La France adapte son droit pénal

Publié le par Roger Cousin

JournalAgence France Presse publié le 13/07/2010

La France adapte son droit pénal à la CPI, vif débat sur la compétence universelle

Adolf EichmannLe Parlement a définitivement adopté mardi un texte adaptant le droit pénal français à la Cour pénale internationale (CPI) lors d'un ultime vote de l'Assemblée, marqué par un vif débat sur la "compétence universelle" qui permet de poursuivre un génocidaire résidant habituellement en France. Le projet de loi autorise les juridictions françaises à poursuivre et juger "toute personne qui réside habituellement" en France et qui se serait rendue coupable à l'étranger de l'un des crimes relevant de la CPI (génocide, crime contre l'humanité, crime de guerre...). C'est la clause dite de "compétence universelle".

A la demande du gouvernement, l'Assemblée a adopté le texte dans les mêmes termes que le Sénat, qui s'était prononcé à l'unanimité en mai 2008 (la création de la CPI date de la Convention de Rome de 1998). Mais l'unanimité n'a pas été de mise à l'Assemblée, où la gauche a voté contre, pour protester contre les restrictions apportées à l'exercice de la "compétence universelle". D'après l'opposition et même certains députés de la majorité, cette "compétence universelle" des tribunaux français est trop encadrée, notamment par la condition de "résidence habituelle en France" du criminel présumé.

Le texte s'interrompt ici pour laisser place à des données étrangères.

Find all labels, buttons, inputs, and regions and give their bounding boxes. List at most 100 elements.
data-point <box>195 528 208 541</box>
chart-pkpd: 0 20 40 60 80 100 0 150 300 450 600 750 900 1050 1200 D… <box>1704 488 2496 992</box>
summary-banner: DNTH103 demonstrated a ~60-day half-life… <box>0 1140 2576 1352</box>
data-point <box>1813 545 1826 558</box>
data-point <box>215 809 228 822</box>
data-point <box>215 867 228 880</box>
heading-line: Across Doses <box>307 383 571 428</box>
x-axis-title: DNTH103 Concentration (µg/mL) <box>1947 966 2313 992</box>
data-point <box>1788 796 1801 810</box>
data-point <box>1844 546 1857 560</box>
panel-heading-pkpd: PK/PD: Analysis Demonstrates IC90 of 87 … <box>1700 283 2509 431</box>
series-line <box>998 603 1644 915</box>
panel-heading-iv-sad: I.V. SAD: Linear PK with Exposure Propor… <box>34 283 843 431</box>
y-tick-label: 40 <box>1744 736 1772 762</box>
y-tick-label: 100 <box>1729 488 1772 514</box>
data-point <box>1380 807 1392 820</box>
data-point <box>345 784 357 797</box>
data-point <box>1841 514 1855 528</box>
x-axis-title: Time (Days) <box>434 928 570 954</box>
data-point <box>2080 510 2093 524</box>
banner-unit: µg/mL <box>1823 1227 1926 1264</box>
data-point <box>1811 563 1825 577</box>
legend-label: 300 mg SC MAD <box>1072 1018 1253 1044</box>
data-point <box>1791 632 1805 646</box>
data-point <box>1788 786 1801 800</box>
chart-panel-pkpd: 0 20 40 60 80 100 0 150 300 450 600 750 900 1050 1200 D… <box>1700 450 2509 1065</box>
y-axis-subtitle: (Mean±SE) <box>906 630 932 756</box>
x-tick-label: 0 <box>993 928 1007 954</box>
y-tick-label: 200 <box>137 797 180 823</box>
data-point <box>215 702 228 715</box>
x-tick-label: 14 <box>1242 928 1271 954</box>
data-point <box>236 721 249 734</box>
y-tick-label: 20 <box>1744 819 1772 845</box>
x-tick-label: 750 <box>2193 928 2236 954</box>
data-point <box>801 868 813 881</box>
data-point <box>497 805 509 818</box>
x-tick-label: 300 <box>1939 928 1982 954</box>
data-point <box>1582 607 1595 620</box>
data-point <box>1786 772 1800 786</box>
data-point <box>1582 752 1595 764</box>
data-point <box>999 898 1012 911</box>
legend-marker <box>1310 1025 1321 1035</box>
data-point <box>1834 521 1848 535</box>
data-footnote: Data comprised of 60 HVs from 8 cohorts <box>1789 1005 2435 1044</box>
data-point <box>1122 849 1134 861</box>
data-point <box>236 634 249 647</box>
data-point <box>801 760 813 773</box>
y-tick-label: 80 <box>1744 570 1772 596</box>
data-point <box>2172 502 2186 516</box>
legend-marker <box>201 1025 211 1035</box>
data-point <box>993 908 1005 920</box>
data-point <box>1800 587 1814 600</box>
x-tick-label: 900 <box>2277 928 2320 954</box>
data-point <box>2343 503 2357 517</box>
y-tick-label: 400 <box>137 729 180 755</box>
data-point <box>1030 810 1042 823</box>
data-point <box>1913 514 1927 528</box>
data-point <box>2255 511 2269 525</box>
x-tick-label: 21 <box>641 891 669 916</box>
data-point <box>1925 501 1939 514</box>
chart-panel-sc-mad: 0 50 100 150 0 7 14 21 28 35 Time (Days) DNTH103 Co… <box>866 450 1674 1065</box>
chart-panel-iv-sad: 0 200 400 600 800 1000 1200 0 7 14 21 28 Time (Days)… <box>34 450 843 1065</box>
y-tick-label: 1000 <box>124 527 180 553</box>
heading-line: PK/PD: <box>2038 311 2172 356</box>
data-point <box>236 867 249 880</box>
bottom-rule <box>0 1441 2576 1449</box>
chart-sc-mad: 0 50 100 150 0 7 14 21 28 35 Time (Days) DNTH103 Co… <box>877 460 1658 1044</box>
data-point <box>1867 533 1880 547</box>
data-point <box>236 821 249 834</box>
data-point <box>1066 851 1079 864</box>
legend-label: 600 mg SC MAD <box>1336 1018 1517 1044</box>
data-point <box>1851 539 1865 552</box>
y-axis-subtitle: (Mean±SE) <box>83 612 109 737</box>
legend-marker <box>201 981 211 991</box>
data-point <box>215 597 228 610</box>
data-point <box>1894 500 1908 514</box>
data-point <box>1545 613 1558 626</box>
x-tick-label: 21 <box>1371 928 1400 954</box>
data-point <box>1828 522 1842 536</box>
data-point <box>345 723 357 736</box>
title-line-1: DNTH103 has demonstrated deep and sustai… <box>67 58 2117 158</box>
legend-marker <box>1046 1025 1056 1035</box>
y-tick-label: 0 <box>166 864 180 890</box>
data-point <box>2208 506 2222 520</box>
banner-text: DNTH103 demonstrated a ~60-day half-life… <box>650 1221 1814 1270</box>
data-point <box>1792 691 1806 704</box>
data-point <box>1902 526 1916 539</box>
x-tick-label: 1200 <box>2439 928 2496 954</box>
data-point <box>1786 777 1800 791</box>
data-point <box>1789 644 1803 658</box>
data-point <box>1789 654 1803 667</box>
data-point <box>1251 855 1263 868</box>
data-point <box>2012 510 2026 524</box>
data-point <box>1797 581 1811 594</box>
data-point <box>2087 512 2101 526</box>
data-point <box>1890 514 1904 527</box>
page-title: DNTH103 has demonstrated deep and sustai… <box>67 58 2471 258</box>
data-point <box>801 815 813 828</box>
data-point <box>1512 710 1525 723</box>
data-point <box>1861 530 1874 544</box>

Des éléments d'actualité ont nourri un débat parfois tendu. Jean-Paul Lecoq (PCF) a ainsi accusé Claude Goasguen (UMP) d'avoir voulu "protéger Ehud Olmert d'avoir fait à Gaza des crimes de guerre". Référence à l'opération israélienne dans la bande de Gaza en janvier 2009 quand M. Olmert était Premier ministre sortant. "Si on applique le rapport Goldstone", les dirigeants israéliens de passage en France risquent d'être "bloqués par un tribunal à compétence universelle à qui l'on aurait donné la compétence de juger un ministre israélien", avait déclaré M. Goasguen, président du groupe d'amitié France-Israël.

La gauche et une partie de la majorité voulaient remplacer la condition de "résidence habituelle" en France par celle de simple présence sur le territoire. Avec la notion de "résidence habituelle", le chasseur de nazis "Simon Wiesenthal n'aurait pas pu arrêter Adolf Eichmann s'il avait été de passage en France", s'est emporté le villepiniste Jean-Pierre Grand (UMP). M. Goasguen lui a rappelé que "Simon Wiesenthal a enlevé M. Eichmann contre toutes les lois internationales en Argentine" en 1961.

Yanick Paternotte (UMP) a tenté en vain un compromis en remplaçant le mot "habituellement" par "temporairement". Le maire de Sannois (Val-d'Oise) est directement concerné: le médecin rwandais Eugène Rwamucyo, visé par un avis de recherche d'Interpol pour son implication présumée dans le génocide des tutsis en 1994, a été interpellé fin mai dans sa commune. La gauche et M. Grand ont aussi demandé en vain l'imprescriptibilité des crimes de guerre. Gouvernement et majorité ont maintenu cette notion exceptionnelle d'imprescriptibilité en droit français pour distinguer les seuls crimes contre l'humanité.